Eine Zerreissprobe ist es noch nicht, die EU wird die nächsten Wochen überleben. Eine Wirrnis von unberechenbaren Faktoren und Motivationen lässt es aber nicht mehr ausschliessen, dass es sie auf längere Sicht zerreisst. Wie dieses Zerreissen dann aussehen wird ist unmöglich vorauszusehen. Ein Crash ist unwahrscheinlich, wahrscheinlicher wenn schon ein langsames Verkümmern. Vielleicht aber auch eine friedlich vereinbarte Spaltung in eine starke EU jener Länder, für welche diese Krisen nach einem Bundesstaat rufen, und einen Binnenmarkt ohne politischen Ehrgeiz.
Die Griechenland-Tricks
Die 17 Minister der Euro-Zone haben letzten Dienstag Griechenlands Sparbeschlüssen eine gute Note gegeben, aber noch kein grünes Licht für die Überbrückungshilfe, ohne welche das Land Milliardenkredite nicht zurückzahlen kann. Sie waren am Freitag fällig, doch die Finanzminister haben sich auf Dienstag vertagt, und der Athener Minister malt den Bankrott an die Wand, wenn sie seinem Land nicht schnell etwas zustupfen. Weil neue Zuschüsse die Zustimmung von Parlamenten erfordern, droht es noch einige Wochen länger zu gehen. Um vor der Zahlungsunfähigkeit einige Tage mehr herauszuschinden hat sich Griechenland mit einer hybriden Transaktion über seine Geschäftsbanken Geld von seiner Zentralbank ausgeliehen. Das ist den Euro-Ländern verboten, aber die Partner haben schon mehrmals die Augen zugedrückt.

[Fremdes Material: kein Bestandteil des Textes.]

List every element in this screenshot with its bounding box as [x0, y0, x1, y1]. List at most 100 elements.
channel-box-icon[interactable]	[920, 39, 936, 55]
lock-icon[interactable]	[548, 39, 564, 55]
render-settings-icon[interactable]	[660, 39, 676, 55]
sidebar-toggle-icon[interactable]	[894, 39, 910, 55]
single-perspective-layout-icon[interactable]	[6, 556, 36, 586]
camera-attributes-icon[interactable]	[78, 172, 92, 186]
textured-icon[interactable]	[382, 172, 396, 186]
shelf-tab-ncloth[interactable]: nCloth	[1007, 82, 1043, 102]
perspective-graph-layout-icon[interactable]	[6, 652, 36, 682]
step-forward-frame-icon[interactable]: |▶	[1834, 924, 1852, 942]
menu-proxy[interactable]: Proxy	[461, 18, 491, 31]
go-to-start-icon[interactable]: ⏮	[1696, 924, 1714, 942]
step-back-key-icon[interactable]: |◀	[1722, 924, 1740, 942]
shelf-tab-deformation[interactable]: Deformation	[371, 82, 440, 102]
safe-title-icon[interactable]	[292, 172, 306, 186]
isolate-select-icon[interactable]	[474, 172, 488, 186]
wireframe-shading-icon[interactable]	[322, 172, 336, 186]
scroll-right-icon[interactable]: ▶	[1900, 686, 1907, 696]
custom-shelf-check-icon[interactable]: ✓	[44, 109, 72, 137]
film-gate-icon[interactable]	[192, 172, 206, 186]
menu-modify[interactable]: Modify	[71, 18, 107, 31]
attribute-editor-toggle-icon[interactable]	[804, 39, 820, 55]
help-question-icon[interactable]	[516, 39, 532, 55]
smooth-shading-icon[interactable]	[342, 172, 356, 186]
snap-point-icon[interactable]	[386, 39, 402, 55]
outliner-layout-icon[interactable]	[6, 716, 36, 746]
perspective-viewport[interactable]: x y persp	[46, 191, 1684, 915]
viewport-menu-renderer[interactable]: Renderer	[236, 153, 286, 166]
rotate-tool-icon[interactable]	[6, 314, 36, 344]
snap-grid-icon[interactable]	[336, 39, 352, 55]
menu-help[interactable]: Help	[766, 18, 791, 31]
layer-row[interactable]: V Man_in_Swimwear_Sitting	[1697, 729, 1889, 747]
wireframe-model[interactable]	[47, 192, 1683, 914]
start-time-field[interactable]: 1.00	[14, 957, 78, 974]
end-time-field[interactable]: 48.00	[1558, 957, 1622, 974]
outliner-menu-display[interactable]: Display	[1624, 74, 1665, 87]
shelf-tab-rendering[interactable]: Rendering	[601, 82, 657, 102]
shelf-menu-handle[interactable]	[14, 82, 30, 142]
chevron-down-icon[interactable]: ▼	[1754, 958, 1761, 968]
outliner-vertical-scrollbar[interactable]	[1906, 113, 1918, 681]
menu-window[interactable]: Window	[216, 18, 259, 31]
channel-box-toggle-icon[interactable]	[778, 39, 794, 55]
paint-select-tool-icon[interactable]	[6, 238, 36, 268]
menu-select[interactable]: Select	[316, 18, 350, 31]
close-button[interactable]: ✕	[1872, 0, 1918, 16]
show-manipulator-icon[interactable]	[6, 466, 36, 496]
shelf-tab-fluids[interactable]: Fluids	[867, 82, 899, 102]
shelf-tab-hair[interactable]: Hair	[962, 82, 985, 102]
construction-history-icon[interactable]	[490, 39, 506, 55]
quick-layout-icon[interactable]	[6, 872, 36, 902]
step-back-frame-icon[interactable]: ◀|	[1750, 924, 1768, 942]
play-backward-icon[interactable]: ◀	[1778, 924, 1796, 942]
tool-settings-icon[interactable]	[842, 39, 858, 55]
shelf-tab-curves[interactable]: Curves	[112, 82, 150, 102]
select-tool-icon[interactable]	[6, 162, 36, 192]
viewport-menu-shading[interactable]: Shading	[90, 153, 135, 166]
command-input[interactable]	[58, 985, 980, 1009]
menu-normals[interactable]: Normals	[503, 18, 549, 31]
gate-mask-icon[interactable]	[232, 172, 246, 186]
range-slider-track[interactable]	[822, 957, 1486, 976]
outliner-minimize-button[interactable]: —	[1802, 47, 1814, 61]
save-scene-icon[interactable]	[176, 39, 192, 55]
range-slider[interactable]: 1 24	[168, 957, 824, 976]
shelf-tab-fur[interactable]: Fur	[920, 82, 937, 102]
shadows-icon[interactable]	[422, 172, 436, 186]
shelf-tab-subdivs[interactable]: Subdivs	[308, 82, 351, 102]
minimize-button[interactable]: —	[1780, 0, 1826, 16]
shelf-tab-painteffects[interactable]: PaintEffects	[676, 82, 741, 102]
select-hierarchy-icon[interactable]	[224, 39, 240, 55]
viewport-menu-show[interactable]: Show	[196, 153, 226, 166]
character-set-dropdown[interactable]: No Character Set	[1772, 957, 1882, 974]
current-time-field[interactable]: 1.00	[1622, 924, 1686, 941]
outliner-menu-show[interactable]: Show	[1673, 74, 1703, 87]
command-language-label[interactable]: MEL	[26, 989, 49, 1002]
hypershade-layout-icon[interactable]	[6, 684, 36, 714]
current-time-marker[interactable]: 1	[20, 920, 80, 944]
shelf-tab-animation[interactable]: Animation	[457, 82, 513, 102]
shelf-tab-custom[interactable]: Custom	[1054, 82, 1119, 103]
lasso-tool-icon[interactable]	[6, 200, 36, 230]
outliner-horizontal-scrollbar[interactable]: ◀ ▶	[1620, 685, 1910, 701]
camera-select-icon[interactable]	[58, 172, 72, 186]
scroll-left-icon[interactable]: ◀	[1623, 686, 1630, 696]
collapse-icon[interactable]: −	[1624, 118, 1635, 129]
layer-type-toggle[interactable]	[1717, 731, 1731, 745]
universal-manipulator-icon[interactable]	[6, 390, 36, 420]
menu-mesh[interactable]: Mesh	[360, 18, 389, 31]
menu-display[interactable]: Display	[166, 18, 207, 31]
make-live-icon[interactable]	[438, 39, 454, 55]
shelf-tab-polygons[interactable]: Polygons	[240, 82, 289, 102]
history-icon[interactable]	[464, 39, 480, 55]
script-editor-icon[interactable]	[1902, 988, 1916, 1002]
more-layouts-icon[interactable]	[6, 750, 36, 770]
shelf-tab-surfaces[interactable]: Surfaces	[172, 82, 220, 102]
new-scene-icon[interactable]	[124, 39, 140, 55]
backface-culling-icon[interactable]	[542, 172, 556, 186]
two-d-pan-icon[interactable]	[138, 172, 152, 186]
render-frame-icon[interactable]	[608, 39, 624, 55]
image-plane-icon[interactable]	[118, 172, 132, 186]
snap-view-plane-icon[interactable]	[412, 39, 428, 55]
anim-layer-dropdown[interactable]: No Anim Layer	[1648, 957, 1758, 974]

Ihre Tricks um den Griechen zu helfen sind ein finanzpolitischer Eiertanz in einem unbeschreiblichen Dickicht von Fakten, Beschlüssen, Versprechen, Regeln, Einschränkungen, Bedingungen und Verboten, in dem Zentralbanker und Minister agieren wie Hühner in einem Hühnerhof: die Europäische Zentralbank, der Internationale Währungsfonds, die Euro-Finanzminister, die EU-Kommission, die Parlamente der Euro-Länder, im besonderen das griechische, die Abmachungen zwischen Griechenland und seinen Kreditgebern, seine Wirtschaftsstatistiken, die Zweifel an seiner Erholung und der Fähigkeit zur Rückzahlung seiner Schulden, darum eventuell tiefere Zinsen und/oder längere Laufzeiten oder zusätzliche Kredite der dazu fähigen Euro-Länder, ein neuer massiver Schuldenerlass... Die Meute von Beteiligten dürfte sich dennoch zusammenraufen. Ihre seit Monaten spürbare Angst wird sie zu einer provisorischen Lösung führen, die den Bankrott oder Euro-Austritt Griechenlands verhindert – oder hinausschiebt.
Geht das die Reichen nichts an?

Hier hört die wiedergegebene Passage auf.